At 1700hrs, our major upstream provider's RADIUS simply disappeared. Like magic. You could ping it, port into it and everything, but interrogating it for RADIUS packets yielded absolutely nothing. Thankfully, being multi-provided, customers using our other minor upstream provider were unaffected, and our DSL customers had no issue either. But a good 60% of all of our business is run through our major provider's dial-up service.....and all of it disappeared when our auth systems did. So anyone using our dial-up services in that provider were immediately returned auth issues (the infamous Windows 691 error).
Oh and how the heavens did drown in the fury of our technicians, and verily the fiery chasms of hell did open to vomit up our customers in an evil mood. :)
An issue of this magnitude usually results in us network reps reaching for the big red handle labelled Auth All - but how can you automatically authenticate packets you don't even receive? No go: we didn't even have that to fall back on.
Now, having been on that same helpdesk myself until recently, I could sympathise with them, having to immediately deal with waves of mad customers demanding to be put back online, regardless of the IVR management had placed on the incoming call queue (do customers even bother listening to those messages???). It eventually got to the point many of the technicians automatically trotted out lines much like this as soon as they picked up each call :
Welcome to your.isp.net, and thank you for your patience. If you are calling regards to authenication issues, or 691 errors, please be advised there is a national outage at the moment with no current ETA. If you still wish to speak to a technician, please remain on the line.
Meanwhile, as the only network rep attempting to liase with our upstreams, development crew, and network engineers (all at physically seperate locations some suburbs away), getting information out to the supervisors on the floor as soon as possible became my priority. But you can't really instil confidence to a floor looking up at you for information when the upstreamer's engineers themselves simply don't know what broke and are still searching for the problem.....for the next 6 hours.

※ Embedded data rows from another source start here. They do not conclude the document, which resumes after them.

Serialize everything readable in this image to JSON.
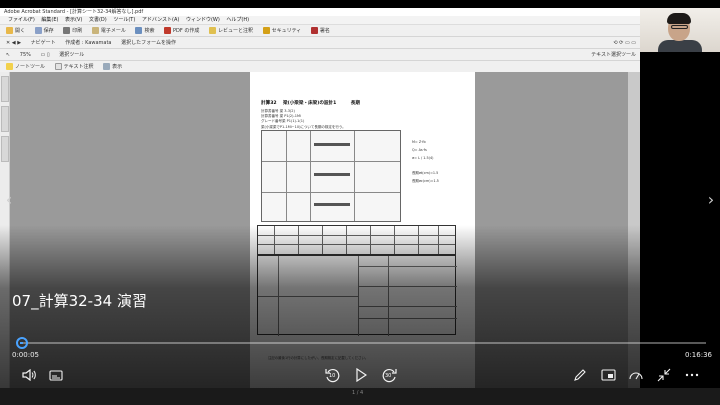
{
  "acrobat": {
    "title": "Adobe Acrobat Standard - [計算シート32-34解答なし].pdf",
    "menu": [
      "ファイル(F)",
      "編集(E)",
      "表示(V)",
      "文書(D)",
      "ツール(T)",
      "アドバンスト(A)",
      "ウィンドウ(W)",
      "ヘルプ(H)"
    ],
    "toolbar1": [
      "開く",
      "保存",
      "印刷",
      "電子メール",
      "検索",
      "PDF の作成",
      "レビューと注釈",
      "セキュリティ",
      "署名"
    ],
    "toolbar2_left": "ナビゲート",
    "toolbar2_mid": "作成者 : Kawamata",
    "toolbar2_mid2": "選択したフォームを操作",
    "toolbar3_zoom": "75%",
    "toolbar3_select": "選択ツール",
    "toolbar3_right": "テキスト選択ツール",
    "toolbar4": [
      "ノートツール",
      "テキスト注釈",
      "表示"
    ],
    "page_indicator": "1 / 4"
  },
  "document": {
    "heading_num": "計算32",
    "heading_title": "梁(小梁梁・床梁)の設計1",
    "heading_right": "長期",
    "lines": [
      "計算書番号 梁  3-3(2)",
      "計算書番号 梁  P1(2)-1Mi",
      "グレード番号梁  P1(1)-1(1)",
      "梁(小梁梁でP1-1Mi~10)について長期の検定を行う。"
    ],
    "formulas": [
      "M=  Z·fb",
      "Q=   As·fs",
      "σ=   L / 1.5(4)",
      "長期σt(cm)=1.5",
      "長期σc(cm)=1.5"
    ],
    "footer_note": "注記の最後1行の計算にしたがい、長期検定に記載してください。"
  },
  "video": {
    "title": "07_計算32-34 演習",
    "current_time": "0:00:05",
    "duration": "0:16:36",
    "progress": 0.005,
    "skip_back": "10",
    "skip_forward": "30",
    "accent": "#4aa3ff"
  },
  "icons": {
    "volume": "volume-icon",
    "captions": "captions-icon",
    "play": "play-icon",
    "pen": "pen-icon",
    "minimize": "mini-player-icon",
    "speed": "playback-speed-icon",
    "collapse": "collapse-icon",
    "more": "more-icon"
  }
}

*head-desk head-desk head-desk*
Of course, we might have made it through the night.....if the sheer number of incoming customer calls hadn't completely shat our PABX and lead to a very messy telephone systems crash. Suddenly over 200 pods on the floor were effectively cut off from the outside world.
*sharpens razor* *poise over wrist*
Ever administered a helpdesk in peak evening period and it's damn near silent? As much as the techs and salespeople liked the break, it was damn near spooky, I'll tell you. Eventually we got our backup phone system up, but that had no intelligent queue-sort system operative, and it was like literally picking up calls from a blind stack, not knowing what department the customer wanted, and copping a lot of customer angst in the mean-time. Later attemtps to restart, kick-start, curse-start, threaten, cajole, hack, bypass and eventually switch modules couldn't stand up to the traffic and the phonesystem kept crashing.....another seven times in total, apparently.
I guess it could have been worse: our customer databse could have crashed along with everything else, and then we could have gone completely blind! *sarcastic cheer*
And now I'm home: it's still going on but I can't summon the energy to care, to be honest. Need aspirin. And preferably something very alcoholic.